V. Limitations of the application of artificial intelligence technology in gene detection
1. The domestic lack of core intellectual property technology products for genetic testing, the cost of imported equipment is high.
2. Analysis and interpretation of genetic data There is a shortage of professionals and a large talent gap.
3. There are hidden dangers of discrimination in genetic data in the fields of employment and insurance, which harm the legitimate rights and interests of individuals.
4. The speed of interpretation and deep mining of genetic data is far below the speed of data production.
5. Gene-binding pathological data is easy to match and track to specific individuals, violating personal privacy.

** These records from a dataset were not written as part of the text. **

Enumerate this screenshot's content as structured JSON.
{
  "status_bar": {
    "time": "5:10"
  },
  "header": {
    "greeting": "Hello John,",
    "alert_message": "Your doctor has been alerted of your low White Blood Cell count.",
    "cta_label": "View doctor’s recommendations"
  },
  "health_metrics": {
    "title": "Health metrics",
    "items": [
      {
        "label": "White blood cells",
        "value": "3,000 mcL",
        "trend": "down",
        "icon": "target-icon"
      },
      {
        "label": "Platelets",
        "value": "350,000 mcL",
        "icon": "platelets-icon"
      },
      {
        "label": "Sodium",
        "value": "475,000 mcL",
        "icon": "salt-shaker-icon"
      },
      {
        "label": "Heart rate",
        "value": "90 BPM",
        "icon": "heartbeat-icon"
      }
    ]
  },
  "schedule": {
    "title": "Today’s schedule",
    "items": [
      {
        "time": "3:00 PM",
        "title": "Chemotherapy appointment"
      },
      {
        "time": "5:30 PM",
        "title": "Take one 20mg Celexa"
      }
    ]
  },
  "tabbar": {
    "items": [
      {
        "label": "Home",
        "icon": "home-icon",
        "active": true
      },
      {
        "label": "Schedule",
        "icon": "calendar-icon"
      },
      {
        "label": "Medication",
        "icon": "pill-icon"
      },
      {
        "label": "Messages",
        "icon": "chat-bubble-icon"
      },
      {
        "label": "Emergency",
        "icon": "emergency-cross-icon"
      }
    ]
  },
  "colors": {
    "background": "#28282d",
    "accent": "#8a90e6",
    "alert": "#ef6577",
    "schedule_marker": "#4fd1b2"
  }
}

Six, the development trend of intelligent genetic testing
1. The overall gene industry will extend from gene detection to gene editing and gene therapy.
2. The price of gene sequencing has fallen rapidly, driving the rapid development of the consumer-grade gene testing market.
3. Combination of multiple technologies such as gene detection and immunotherapy has become a trend of clinical diagnosis and treatment.
4. The development of pharmacogenomics promotes the development of genomics drugs and promotes the development of precision medicine.
5. Genetic data is integrated into clinical workflows and systems to assist doctors’ decision-making processes.